Решение изменить название романа долго не давало покоя писателю. В период набора текста он возвращался к этому вопросу неоднократно, меняя название – «Совесть», «Великое наследство», «Испытание», «О чем шумит Волга»…
Действие в романе происходит в 30-х годах прошлого века в окрестностях г. Костромы. Герои книги – сельские жители Татарской слободы и села Отважного. В центре повествования – юность будущего известного писателя Дениса Бушуева. Денис – из семьи потомственных волгарей. Его отец Ананий Северьянович – бакенщик, дед Северьян Михайлович – в прошлом бурлак. В Отважное он приехал с деньгами, купил пароход, стал богатеть, построил дом. Но позже запил и спустил все состояние. У Дениса есть старший брат Кирилл, плавающий на волжском пароходе матросом. Денис, мечтающий выучиться на лоцмана, увлекается литературой и посещает дом архитектора Белецкого, приезжающего в Отважное из Москвы на дачу. Вечерами в доме Белецкого идут разговоры о литературе, читаются произведения советских писателей и поэтов. Однажды Денис прочитал Белецкому свои стихи: «…что заставило его присмотреться к Денису внимательнее и даже изречь, что ‘в бурлачонке есть, есть искра Божия’. С этого дня он надавал Денису кучу книг и строго следил за тем, чтобы все они были прочитаны».37 В Татарской слободе живет со своей женой Манефой председатель колхоза Алим Ахтыров. Отношения между ними сложные: Манефа – из старообрядческой семьи села Отважного, вышла замуж за Алима по гордости, но влюблена она была в Сенечку Груздева, сына волжского капитана. Отец воспротивился выбору сына. Между Денисом и Манефой начинается роман, о котором по селу поползли слухи. Узнавший об этом муж Манефы Алим кончает жизнь самоубийством. Денис уезжает из Отважного. Манефа в тяжелом состоянии попадает в больницу. После выхода из больницы Манефа приходит к деду Дениса Северьяну; выясняется, что Манефа беременна от Дениса. По ошибке деда Северьяна обвиняют в убийстве и приговаривают к 10-ти годам заключения… Максимов создает свой удивительный «Тихий Дон» Поволжья.

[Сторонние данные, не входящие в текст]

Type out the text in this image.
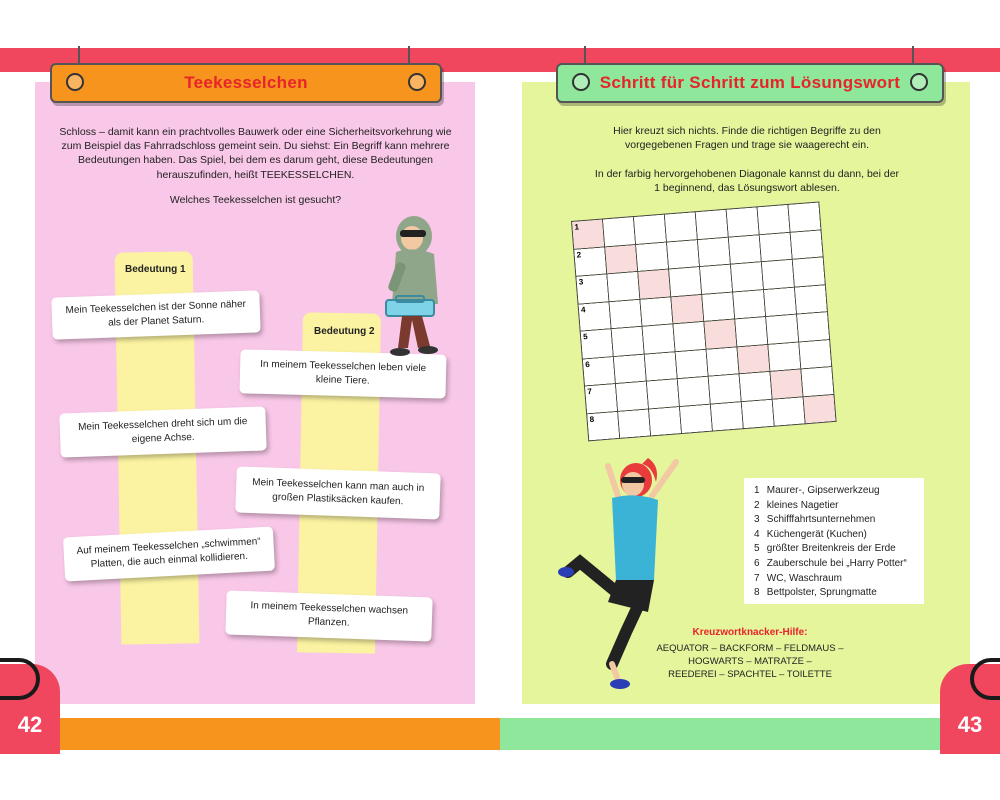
42	43
Teekesselchen
Schloss – damit kann ein prachtvolles Bauwerk oder eine Sicherheitsvorkehrung wie zum Beispiel das Fahrradschloss gemeint sein. Du siehst: Ein Begriff kann mehrere Bedeutungen haben. Das Spiel, bei dem es darum geht, diese Bedeutungen herauszufinden, heißt TEEKESSELCHEN.
Welches Teekesselchen ist gesucht?
Bedeutung 1
Bedeutung 2
Mein Teekesselchen ist der Sonne näher als der Planet Saturn.
In meinem Teekesselchen leben viele kleine Tiere.
Mein Teekesselchen dreht sich um die eigene Achse.
Mein Teekesselchen kann man auch in großen Plastiksäcken kaufen.
Auf meinem Teekesselchen „schwimmen“ Platten, die auch einmal kollidieren.
In meinem Teekesselchen wachsen Pflanzen.
Schritt für Schritt zum Lösungswort
Hier kreuzt sich nichts. Finde die richtigen Begriffe zu den vorgegebenen Fragen und trage sie waagerecht ein.
In der farbig hervorgehobenen Diagonale kannst du dann, bei der 1 beginnend, das Lösungswort ablesen.
1							

2							

3							

4							

5							

6							

7							

8							

1 Maurer-, Gipserwerkzeug
2 kleines Nagetier
3 Schifffahrtsunternehmen
4 Küchengerät (Kuchen)
5 größter Breitenkreis der Erde
6 Zauberschule bei „Harry Potter“
7 WC, Waschraum
8 Bettpolster, Sprungmatte
Kreuzwortknacker-Hilfe:
AEQUATOR – BACKFORM – FELDMAUS –
HOGWARTS – MATRATZE –
REEDEREI – SPACHTEL – TOILETTE
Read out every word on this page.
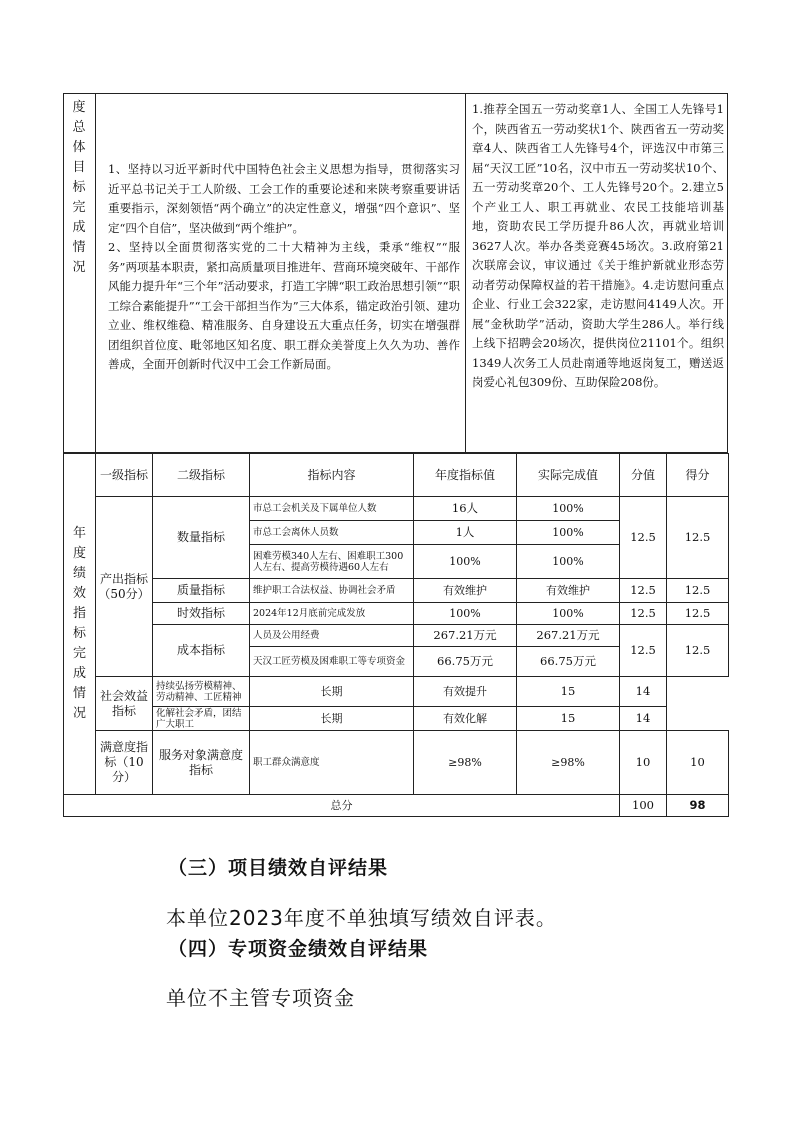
度总体目标完成情况

1、坚持以习近平新时代中国特色社会主义思想为指导，贯彻落实习近平总书记关于工人阶级、工会工作的重要论述和来陕考察重要讲话重要指示，深刻领悟“两个确立”的决定性意义，增强“四个意识”、坚定“四个自信”，坚决做到“两个维护”。

2、坚持以全面贯彻落实党的二十大精神为主线，秉承“维权”“服务”两项基本职责，紧扣高质量项目推进年、营商环境突破年、干部作风能力提升年“三个年”活动要求，打造工字牌“职工政治思想引领”“职工综合素能提升”“工会干部担当作为”三大体系，锚定政治引领、建功立业、维权维稳、精准服务、自身建设五大重点任务，切实在增强群团组织首位度、毗邻地区知名度、职工群众美誉度上久久为功、善作善成，全面开创新时代汉中工会工作新局面。

1.推荐全国五一劳动奖章1人、全国工人先锋号1个，陕西省五一劳动奖状1个、陕西省五一劳动奖章4人、陕西省工人先锋号4个，评选汉中市第三届“天汉工匠”10名，汉中市五一劳动奖状10个、五一劳动奖章20个、工人先锋号20个。2.建立5个产业工人、职工再就业、农民工技能培训基地，资助农民工学历提升86人次，再就业培训3627人次。举办各类竞赛45场次。3.政府第21次联席会议，审议通过《关于维护新就业形态劳动者劳动保障权益的若干措施》。4.走访慰问重点企业、行业工会322家，走访慰问4149人次。开展“金秋助学”活动，资助大学生286人。举行线上线下招聘会20场次，提供岗位21101个。组织1349人次务工人员赴南通等地返岗复工，赠送返岗爱心礼包309份、互助保险208份。

年度绩效指标完成情况	一级指标	二级指标	指标内容	年度指标值	实际完成值	分值	得分
	产出指标（50分）	数量指标	市总工会机关及下属单位人数	16人	100%	12.5	12.5
			市总工会离休人员数	1人	100%		
			困难劳模340人左右、困难职工300人左右、提高劳模待遇60人左右	100%	100%		
		质量指标	维护职工合法权益、协调社会矛盾	有效维护	有效维护	12.5	12.5
		时效指标	2024年12月底前完成发放	100%	100%	12.5	12.5
		成本指标	人员及公用经费	267.21万元	267.21万元	12.5	12.5
			天汉工匠劳模及困难职工等专项资金	66.75万元	66.75万元		
	社会效益指标	持续弘扬劳模精神、劳动精神、工匠精神	长期	有效提升	15	14	
		化解社会矛盾，团结广大职工	长期	有效化解	15	14	
	满意度指标（10分）	服务对象满意度指标	职工群众满意度	≥98%	≥98%	10	10
总分						100	98
（三）项目绩效自评结果
本单位2023年度不单独填写绩效自评表。
（四）专项资金绩效自评结果
单位不主管专项资金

С первых строк повествования чувствуется любовь автора к родному краю: «За садом, круто спускавшимся к берегу, катилась Волга. Окрашенная мягким красновато-желтым закатом, она была тиха и спокойна. Противоположный ‘горный’ берег с березовой рощей, крутыми глинистыми обрывами, с красивым, утопающим в зелени и сверкающим красными железными крышами селом Отважным, точно повторился в воде, сливаясь со своим отображением в одну стройную, симметричную, узорчатую ленту…».38
Работа над романом проходила в тяжелых условиях – бытовая неустроенность, отсутствие средств к существованию. С. Максимов в письмах к брату постоянно рассказывает о работе над книгой. «Все равно видно, тебе и мне на литературную карьеру надо ставить крест. Здесь, в эмиграции, все как-то несерьезно, толпы завистников и интриганов, которым газеты предоставляют свои страницы для подсиживания своих ‘врагов’… Роман временно отложен. Запутался в конце 2-й части. Вчера от нечего делать перечитывал: есть хорошие места, но больше – плохих…»39 Но поддержка брата укрепляет веру писателя в успех начатого дела. «Дорогой Коля! Получил твое большое письмо. И понял я, что есть у меня, в сущности, один только человек, кто дышит одним со мной дыханием, для кого мои радости – его радости, мое горе – его горе. Человек этот – ты. Роман, собственно, наш, семейный: ты много уже мне помог в работе и еще поможешь в дальнейшем – это первое, почему – ‘семейный’; второе – ни ты, ни я не отделяем в таких случаях своих интересов, есть наш интерес, завещанный нам отцом, и есть наши семейные традиции крепкой дружбы, на которую в свое время только удивлялись посторонние. И если мы роман (года хоть через 2-3) все-таки допишем и он увидит свет (все 4 части), то пусть он будет живым памятником нашему изумительному отцу.»40
Это написано после письма Бориса Зайцева, полученного после прочтения знаменитым писателем 1-й части романа. Борис Константинович начал свое письмо с искреннего восхищения от прочитанного романа, желал автору «изо всех сил стараться», указал на сильные и слабые места в повествовании: «Вещь Ваша очень даровита, но местами сырая. Много яркости, жизненности, любовь к краю своему, Волге, людям, умение написать некоторых из них (деда, напр[имер], да и Денис хорошо у Вас выходит). Читателя Вы очень вовлекаете в свое писание – и это важно – располагаете как-то и к себе, и к роману. Это бесспорно природные данные, этому не научишься. Есть некоторый романтизм, б[ыть ]м[ожет], нек[оторый]отзвук Максима Горького (и это не из сильных Ваших сторон – Манефа напоминает мне ранних горьковских героинь). Что Вы писатель молодой и не прожженный, это я знаю, даже если б Вы мне не написали, что Вам 30 лет. (В таком возрасте, да еще в такой анафемской жизни художник не может быть зрелым). Во всяком случае, повторяю, Вы должны работать – да, конечно, и сами, без меня это знаете. Мог ли бы я быть чем-нибудь полезен? Напишите.»41 Максимов с нескрываемым восторгом рассказывает о Б. Зайцеве в письме к брату, и от растерянности спрашивает Николая, как ответить известному писателю.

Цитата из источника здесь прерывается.